The bundling signal, which is defined as the sequence that signals the incorporation of the other vRNAs, should correspond to the terminal coding regions of the vRNA. In the absence of the other vRNAs, the bundling signal is not involved in the efficient virion incorporation of the vRNA in which it resides (
Fig. 1 and
5). However, in the presence of the other vRNAs, the bundling signal increases both the incorporation efficiency of the vRNA in which it resides (
Fig. 1) and that of the other vRNAs (
Fig. 1 and
3). This is likely because the bundling signal of one vRNA may interact with that of another vRNA (
5,
6,
25), and vice versa, to mutually increase the incorporation efficiencies of the vRNAs. Previous studies have shown that a recombinant vRNA that possesses only the incorporation signal does not specifically compete with the other vRNAs in the genome-packaging process (
8,
28), whereas a defective-interference (DI) vRNA, which typically contains the bundling signal, competes with its parental vRNA specifically (
32,
33). Thus, it is possible that the bundling signal not only increases the incorporation efficiencies of vRNAs but also confers the selective mechanism upon the genome-packaging process.
The bundling signal appears to possess another important feature. Previous studies have shown that vRNA containing a reporter gene flanked by its 3′ and 5′ noncoding regions (i.e., only the strict packaging signal) is not maintained stably during multiple replication cycles (
9,
27). However, a DI vRNA containing the 3′ and 5′ noncoding regions, as well as the additional coding sequences (i.e., the bundling signal), is stably maintained during virus replication (
32,
33). These reports suggest that the bundling signal is required for the virus to stably maintain the vRNAs in a specific manner and therefore is responsible for the selectivity of vRNA packaging.

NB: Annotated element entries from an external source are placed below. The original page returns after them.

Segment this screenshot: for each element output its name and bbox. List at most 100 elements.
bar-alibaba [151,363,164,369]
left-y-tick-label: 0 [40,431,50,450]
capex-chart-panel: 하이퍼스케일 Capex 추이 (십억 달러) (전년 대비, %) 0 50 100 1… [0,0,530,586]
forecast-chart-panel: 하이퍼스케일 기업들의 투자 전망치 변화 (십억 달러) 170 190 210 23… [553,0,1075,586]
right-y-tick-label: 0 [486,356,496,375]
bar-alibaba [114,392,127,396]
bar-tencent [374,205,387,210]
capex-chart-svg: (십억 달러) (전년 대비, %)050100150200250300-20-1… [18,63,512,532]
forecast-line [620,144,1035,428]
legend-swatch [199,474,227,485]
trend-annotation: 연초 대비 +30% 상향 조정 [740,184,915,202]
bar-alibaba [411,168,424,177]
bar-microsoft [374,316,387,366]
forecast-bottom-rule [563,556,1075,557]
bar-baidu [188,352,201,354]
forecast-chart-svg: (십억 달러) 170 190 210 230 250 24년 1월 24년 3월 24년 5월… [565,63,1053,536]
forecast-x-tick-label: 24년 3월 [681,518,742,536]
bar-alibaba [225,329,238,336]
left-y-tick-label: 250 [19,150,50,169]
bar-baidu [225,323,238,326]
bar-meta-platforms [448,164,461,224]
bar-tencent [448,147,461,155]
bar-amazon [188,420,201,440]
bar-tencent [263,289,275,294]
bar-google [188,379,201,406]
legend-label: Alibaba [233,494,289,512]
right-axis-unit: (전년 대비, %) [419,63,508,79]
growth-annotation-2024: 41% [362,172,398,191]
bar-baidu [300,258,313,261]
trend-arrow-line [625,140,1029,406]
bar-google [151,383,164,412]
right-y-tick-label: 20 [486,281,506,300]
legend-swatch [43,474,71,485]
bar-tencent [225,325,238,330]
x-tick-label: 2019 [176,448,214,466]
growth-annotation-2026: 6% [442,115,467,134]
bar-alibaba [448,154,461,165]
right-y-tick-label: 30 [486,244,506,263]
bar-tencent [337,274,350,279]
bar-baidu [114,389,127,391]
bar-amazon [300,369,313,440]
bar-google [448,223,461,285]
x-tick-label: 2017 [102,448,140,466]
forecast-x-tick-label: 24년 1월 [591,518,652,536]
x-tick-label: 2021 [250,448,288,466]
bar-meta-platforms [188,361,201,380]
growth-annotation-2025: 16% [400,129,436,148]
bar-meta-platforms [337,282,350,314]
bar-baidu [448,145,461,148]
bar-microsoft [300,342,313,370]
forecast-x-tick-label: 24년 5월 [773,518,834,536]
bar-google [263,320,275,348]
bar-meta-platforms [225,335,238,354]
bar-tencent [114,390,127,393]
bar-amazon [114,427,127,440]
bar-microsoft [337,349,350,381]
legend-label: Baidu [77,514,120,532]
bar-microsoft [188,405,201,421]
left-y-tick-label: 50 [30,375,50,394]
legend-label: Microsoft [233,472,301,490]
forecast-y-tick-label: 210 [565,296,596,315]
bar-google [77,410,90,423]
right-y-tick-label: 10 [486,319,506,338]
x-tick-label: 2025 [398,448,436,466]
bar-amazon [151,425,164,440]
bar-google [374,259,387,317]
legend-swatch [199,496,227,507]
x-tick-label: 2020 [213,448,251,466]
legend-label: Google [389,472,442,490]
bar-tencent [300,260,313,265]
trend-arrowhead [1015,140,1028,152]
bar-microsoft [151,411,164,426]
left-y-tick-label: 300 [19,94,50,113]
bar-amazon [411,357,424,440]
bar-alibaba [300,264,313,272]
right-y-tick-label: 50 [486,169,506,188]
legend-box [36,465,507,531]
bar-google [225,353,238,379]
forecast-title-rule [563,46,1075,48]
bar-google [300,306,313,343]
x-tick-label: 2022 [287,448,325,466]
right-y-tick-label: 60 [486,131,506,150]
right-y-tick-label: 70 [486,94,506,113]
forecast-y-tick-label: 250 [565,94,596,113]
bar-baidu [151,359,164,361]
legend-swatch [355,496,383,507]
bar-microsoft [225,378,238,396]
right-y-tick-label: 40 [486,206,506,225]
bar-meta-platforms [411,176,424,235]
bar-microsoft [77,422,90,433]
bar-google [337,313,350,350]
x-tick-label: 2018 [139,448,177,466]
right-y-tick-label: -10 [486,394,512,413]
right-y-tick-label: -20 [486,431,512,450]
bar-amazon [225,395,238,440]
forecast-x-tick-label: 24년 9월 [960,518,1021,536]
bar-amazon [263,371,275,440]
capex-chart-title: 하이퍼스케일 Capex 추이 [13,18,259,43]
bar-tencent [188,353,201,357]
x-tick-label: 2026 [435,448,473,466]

In conclusion, by using a reverse genetics system, we demonstrated that the traditional packaging signal consists of a virion incorporation signal and a bundling signal. This finding provides important insights into how influenza viruses ensure the integrity of their genome. Further studies are needed to better understanding the selective genome-packaging mechanism of influenza viruses, which could yield excellent targets for the development of anti-influenza drugs that inhibit the assemblage and incorporation of the viral genome.